A former VP and Director of Comic Art at United Feature Syndicate, Sarah founded Feed Me as well as the Howard Ashman website after her friend Nancy Parent told her she had to. Wild Frog studio designed the site and its coding. Sarah handles the copy and the blog, thanking Wild Frog’s principal Rodica Ceslov for educating her about Twitter, Facebook, and other modern social network systems.

Sarah and Howard Ashman

Legacy

“When Howard died, I thought his incredible talent would be ignored and pushed aside by the rest of the world and that only the people who had loved him, worked with him and maybe a few “theater geeks” god bless them all) would remember him,” she said. “I am deeply grateful to have been proven so absolutely wrong.”

Indeed, Feed Me’s participants range from professional actors to high school students to college seniors. At some point growing up we listened to “Part of Your World” or “Belle” and identified with being the outsider, the well-meaning girl who can’t help but cause her father trouble or the street orphan who wants to make his life better. Ironically, Howard’s music has created a common need to find out more about him.

The Future

Sarah plans to write a memoir about growing up with Howard, since they were close siblings. Unlike him she studied education as well as theater in college – “theater, because Howard seemed to be having so much fun and education because I actually always wanted to be a teacher.” Although Sarah never became a teacher, she developed a keen sense of humor that aided her career at United Feature Syndicate. These achievements include her discovery of Dilbert and its creator Scott Adams.

Howard possessed an identical keen sense of humor when writing music. That was one reason why he found success. For example, the demo of “Arabian Nights” he keeps repeating “dialogue, dialogue” while playing the introduction. Little Shop of Horrors opens with a grim narrator announcing the end of the human race and three ladies belting the light-hearted title song in G major. The Little Mermaid features a sequence where Sebastian the crab flees from a knife-throwing seafood chef. Sarah has even posted a rare interview with Howard’s sense of humor.

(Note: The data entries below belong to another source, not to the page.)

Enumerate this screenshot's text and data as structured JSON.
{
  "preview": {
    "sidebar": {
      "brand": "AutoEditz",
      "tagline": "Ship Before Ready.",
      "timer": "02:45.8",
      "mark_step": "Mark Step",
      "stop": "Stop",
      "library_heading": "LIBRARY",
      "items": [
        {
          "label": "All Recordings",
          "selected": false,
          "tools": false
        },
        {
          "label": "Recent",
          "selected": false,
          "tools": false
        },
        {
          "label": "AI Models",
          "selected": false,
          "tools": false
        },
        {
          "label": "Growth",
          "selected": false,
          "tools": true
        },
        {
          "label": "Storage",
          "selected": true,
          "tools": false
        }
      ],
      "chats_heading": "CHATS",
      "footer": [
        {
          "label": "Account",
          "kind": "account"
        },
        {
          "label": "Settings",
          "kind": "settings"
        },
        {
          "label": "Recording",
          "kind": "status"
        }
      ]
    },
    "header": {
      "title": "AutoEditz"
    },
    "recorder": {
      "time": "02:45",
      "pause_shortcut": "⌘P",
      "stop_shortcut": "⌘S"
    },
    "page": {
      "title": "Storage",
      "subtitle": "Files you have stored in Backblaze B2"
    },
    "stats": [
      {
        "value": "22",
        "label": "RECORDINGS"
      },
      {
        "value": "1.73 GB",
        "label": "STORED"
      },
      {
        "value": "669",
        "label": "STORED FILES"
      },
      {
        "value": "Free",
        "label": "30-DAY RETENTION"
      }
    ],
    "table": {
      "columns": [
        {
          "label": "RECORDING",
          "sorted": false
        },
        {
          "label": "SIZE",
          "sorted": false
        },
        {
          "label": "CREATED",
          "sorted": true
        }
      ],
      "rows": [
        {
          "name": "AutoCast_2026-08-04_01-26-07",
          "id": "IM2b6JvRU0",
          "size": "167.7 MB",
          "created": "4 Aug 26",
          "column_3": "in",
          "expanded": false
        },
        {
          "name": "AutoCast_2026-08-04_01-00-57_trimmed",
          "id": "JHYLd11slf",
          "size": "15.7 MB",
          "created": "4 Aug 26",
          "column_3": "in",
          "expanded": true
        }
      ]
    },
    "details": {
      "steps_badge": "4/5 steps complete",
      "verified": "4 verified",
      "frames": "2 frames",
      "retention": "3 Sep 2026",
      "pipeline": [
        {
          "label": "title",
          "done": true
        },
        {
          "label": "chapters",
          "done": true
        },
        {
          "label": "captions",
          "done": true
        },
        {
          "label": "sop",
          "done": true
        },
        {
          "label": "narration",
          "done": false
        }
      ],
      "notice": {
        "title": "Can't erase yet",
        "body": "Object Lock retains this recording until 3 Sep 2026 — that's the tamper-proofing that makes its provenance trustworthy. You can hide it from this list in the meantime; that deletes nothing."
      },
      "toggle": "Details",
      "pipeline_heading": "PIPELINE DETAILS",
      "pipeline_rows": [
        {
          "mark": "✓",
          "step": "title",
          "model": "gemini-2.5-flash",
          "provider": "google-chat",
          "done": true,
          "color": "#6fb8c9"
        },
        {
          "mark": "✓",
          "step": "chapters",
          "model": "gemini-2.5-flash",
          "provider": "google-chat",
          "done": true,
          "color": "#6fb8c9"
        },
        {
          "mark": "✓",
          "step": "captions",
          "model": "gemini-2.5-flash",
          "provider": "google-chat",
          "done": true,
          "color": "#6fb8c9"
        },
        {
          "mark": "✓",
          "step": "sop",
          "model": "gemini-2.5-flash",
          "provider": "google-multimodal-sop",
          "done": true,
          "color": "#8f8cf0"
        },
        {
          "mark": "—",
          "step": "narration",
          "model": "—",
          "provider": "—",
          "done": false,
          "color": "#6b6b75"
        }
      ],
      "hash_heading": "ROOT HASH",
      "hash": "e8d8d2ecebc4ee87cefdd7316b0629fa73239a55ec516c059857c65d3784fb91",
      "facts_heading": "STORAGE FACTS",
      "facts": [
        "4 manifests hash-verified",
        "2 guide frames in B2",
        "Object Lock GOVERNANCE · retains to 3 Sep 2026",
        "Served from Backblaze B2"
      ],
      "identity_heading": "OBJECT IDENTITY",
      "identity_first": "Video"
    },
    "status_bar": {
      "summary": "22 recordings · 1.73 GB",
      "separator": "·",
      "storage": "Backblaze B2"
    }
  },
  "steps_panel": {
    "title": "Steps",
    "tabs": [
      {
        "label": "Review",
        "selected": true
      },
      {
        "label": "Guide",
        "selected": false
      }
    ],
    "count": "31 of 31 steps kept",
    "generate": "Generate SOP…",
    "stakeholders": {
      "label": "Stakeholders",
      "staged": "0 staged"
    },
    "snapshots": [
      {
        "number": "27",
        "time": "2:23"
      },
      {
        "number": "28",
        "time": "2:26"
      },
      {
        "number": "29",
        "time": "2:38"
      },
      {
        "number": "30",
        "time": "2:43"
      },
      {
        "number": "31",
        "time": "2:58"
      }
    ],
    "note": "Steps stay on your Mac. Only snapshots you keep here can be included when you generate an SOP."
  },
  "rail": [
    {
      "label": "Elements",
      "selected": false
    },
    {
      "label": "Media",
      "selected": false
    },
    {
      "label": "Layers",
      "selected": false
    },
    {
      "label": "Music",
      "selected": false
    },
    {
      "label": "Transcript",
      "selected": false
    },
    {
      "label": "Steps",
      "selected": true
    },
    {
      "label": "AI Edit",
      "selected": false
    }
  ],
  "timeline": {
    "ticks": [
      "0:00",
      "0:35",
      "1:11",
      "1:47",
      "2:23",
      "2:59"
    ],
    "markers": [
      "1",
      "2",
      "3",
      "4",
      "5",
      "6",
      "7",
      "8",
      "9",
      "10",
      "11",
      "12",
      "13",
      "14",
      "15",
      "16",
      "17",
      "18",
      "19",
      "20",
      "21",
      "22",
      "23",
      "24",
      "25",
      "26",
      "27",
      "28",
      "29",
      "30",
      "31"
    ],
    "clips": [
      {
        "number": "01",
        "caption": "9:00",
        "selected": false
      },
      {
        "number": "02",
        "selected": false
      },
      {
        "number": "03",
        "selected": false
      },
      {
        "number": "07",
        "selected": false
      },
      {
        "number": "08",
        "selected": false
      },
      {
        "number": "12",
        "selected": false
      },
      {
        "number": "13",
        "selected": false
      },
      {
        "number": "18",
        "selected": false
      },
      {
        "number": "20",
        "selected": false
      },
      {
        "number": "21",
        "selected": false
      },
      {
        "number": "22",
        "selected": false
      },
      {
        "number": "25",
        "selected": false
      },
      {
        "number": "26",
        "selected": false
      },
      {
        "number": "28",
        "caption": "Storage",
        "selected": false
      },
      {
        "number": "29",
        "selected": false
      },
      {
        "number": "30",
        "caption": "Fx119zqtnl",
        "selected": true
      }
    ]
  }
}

When not updating the site or answering questions, Sarah takes ballroom dancing lessons. She also listens to the “standards” like Sarah Vaughn and Ella Fitzgerald.  She advises that if someone you love drives you crazy, “admit that they’re driving you crazy and cherish them anyway.  As for commemorating loved ones, frankly, the best way to commemorate anyone is simply to hold them in your heart and mind.  Anything else is just icing on the cake.”